The Providence representative wrote the nonprofit faces an array of financial challenges including potential Medicaid cuts. Almost 60% of the center’s patients were on Medicaid, they said, and not all private health insurance covered the program.
Amanda Nalewaja, clinical manager with Alaska Behavioral Health, a community behavioral health clinic which also treats kids in crisis, said some of her patients have been through the program.
“The crisis recovery center shutting down, absolutely, is something that we feel ripple through our community,” Nalewaja said. “It served a lot of kids.”
But she said the state has been working to offer alternatives to residential treatment, partly because the Department of Justice reprimanded the state in 2022 for failing to provide enough community-based options for youth.

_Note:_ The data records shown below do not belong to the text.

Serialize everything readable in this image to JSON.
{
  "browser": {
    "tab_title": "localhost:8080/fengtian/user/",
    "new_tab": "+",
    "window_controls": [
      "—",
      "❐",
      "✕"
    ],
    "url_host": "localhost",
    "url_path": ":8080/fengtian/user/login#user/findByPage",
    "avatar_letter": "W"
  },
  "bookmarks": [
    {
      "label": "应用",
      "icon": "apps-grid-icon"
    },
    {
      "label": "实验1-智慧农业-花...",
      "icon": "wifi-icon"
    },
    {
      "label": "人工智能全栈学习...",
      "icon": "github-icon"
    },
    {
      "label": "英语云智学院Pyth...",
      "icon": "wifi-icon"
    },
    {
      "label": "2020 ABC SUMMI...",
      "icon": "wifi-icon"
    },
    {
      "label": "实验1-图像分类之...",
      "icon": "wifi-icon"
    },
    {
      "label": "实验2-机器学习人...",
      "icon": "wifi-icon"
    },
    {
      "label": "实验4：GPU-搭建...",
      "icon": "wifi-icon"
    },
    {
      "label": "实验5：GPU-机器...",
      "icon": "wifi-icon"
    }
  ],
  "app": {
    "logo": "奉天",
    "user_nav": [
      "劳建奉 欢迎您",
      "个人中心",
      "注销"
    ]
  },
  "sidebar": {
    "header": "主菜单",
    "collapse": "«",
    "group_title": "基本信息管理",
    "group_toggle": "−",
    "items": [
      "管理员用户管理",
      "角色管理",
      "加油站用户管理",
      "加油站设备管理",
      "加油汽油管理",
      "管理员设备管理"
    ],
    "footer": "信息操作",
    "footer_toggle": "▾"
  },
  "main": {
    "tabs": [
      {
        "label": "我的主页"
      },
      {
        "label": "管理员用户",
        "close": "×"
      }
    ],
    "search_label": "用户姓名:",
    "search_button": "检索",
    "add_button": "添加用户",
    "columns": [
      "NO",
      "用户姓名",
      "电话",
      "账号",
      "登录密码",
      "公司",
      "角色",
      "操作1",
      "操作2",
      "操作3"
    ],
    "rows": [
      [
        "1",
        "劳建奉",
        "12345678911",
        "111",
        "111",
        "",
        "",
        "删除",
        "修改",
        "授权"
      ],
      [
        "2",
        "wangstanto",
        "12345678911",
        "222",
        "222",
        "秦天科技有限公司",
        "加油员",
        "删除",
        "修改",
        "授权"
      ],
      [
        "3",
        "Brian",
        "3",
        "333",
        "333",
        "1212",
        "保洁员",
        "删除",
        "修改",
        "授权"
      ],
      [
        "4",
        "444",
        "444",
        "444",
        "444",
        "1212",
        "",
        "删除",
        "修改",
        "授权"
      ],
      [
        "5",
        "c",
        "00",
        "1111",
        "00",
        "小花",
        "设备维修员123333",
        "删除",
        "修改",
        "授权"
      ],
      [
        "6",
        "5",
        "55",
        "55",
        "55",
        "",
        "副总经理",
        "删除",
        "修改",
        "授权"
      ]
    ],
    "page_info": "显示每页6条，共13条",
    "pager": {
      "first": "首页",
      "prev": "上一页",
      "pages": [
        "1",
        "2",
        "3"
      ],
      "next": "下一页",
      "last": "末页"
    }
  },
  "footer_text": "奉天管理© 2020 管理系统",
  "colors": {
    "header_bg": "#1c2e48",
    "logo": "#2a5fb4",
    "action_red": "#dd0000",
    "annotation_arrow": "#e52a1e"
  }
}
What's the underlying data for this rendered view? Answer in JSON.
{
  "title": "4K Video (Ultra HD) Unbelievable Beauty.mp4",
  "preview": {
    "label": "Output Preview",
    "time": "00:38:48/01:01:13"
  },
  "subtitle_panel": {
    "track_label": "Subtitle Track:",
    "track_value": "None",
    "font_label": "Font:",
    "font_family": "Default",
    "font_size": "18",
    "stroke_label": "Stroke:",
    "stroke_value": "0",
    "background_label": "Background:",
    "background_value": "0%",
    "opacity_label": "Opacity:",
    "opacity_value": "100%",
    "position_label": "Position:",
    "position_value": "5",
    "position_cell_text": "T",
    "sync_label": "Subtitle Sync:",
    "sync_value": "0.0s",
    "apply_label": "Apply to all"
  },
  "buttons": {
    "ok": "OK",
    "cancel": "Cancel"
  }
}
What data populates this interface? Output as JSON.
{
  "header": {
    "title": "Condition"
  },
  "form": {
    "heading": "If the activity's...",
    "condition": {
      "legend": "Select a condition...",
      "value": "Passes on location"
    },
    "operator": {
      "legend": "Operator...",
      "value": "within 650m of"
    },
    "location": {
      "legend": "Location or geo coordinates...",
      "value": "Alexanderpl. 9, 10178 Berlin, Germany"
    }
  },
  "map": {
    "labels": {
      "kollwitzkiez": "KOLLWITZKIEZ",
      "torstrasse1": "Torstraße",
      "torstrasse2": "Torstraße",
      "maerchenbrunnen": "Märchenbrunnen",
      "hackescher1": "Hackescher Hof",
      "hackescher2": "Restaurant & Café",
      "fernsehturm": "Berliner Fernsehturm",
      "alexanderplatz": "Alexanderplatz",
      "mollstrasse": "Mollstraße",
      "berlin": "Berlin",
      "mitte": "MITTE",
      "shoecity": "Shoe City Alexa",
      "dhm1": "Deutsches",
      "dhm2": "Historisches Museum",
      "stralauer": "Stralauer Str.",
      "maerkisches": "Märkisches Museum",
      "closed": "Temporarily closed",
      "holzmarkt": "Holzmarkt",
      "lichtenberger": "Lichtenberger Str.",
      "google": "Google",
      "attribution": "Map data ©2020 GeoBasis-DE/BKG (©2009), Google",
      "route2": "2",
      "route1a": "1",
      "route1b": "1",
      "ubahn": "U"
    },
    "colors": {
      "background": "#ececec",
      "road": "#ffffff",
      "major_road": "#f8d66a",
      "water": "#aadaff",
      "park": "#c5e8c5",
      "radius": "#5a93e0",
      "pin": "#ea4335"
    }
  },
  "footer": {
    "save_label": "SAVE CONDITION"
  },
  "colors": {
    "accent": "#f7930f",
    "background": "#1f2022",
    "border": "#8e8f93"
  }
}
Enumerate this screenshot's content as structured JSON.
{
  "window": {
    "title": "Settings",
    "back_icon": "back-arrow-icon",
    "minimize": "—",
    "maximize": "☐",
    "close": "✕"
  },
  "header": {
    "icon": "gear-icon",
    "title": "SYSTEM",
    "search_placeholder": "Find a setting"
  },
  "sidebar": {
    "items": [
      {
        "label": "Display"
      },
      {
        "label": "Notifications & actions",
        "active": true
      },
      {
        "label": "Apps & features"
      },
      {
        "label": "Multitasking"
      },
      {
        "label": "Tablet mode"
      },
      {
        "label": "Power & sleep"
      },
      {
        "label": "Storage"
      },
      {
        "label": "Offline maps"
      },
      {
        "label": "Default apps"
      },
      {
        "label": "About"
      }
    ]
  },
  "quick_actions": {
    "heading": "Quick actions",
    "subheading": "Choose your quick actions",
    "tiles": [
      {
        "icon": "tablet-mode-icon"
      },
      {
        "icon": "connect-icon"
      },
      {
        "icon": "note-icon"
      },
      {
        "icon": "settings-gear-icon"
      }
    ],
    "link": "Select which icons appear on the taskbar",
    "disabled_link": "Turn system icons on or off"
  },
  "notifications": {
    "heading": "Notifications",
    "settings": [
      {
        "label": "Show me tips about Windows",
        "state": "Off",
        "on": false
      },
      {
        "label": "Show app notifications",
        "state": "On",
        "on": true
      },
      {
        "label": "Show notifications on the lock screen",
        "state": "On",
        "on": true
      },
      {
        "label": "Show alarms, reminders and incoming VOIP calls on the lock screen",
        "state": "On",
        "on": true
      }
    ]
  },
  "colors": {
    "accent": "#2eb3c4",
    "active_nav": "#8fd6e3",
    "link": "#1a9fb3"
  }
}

Nalewaja said the statewide trend to move away from residential care is a good thing for many Alaskans.
“I am a very big proponent of ‘healing happens in community,’” she said. “Being isolated from your family, from your support network, your friends, your school, that is tough, and some kids, sure, do make progress when they are in inpatient settings or out-of-state settings, but that's a really controlled environment.”
Alaska Behavioral Health runs a partial-hospitalization program for kids in Anchorage and recently opened one in Fairbanks. Both allow kids who live nearby to stay at home while they attend the 30-hour-a-week program. Or, if they’re from outside those areas, Nalewaja said they can stay at a hotel with family. She said she hopes more Alaska kids in crisis try a partial hospitalization program like their's.
But Emily Nelson, who works for the closing crisis center, said some kids do need a temporary separation from family and community to heal, and she worries they’ll end up in residential programs outside Alaska. She said for some kids in the program, this was their first time in a big city like Anchorage and it was a culture shock. Some didn’t know how to use a washer and dryer, or a microwave.
“It was already hard for them to be away from their family, to be sleeping alone in a room, rather than nearby their family and friends,” Nelson said. “So, I can't imagine the shock it would be for them to go out of state.”
Although the Providence Crisis Recovery Center is closing, Nelson said she hopes another organization can provide a similar program. She said that may require the state to provide more funding for behavioral health.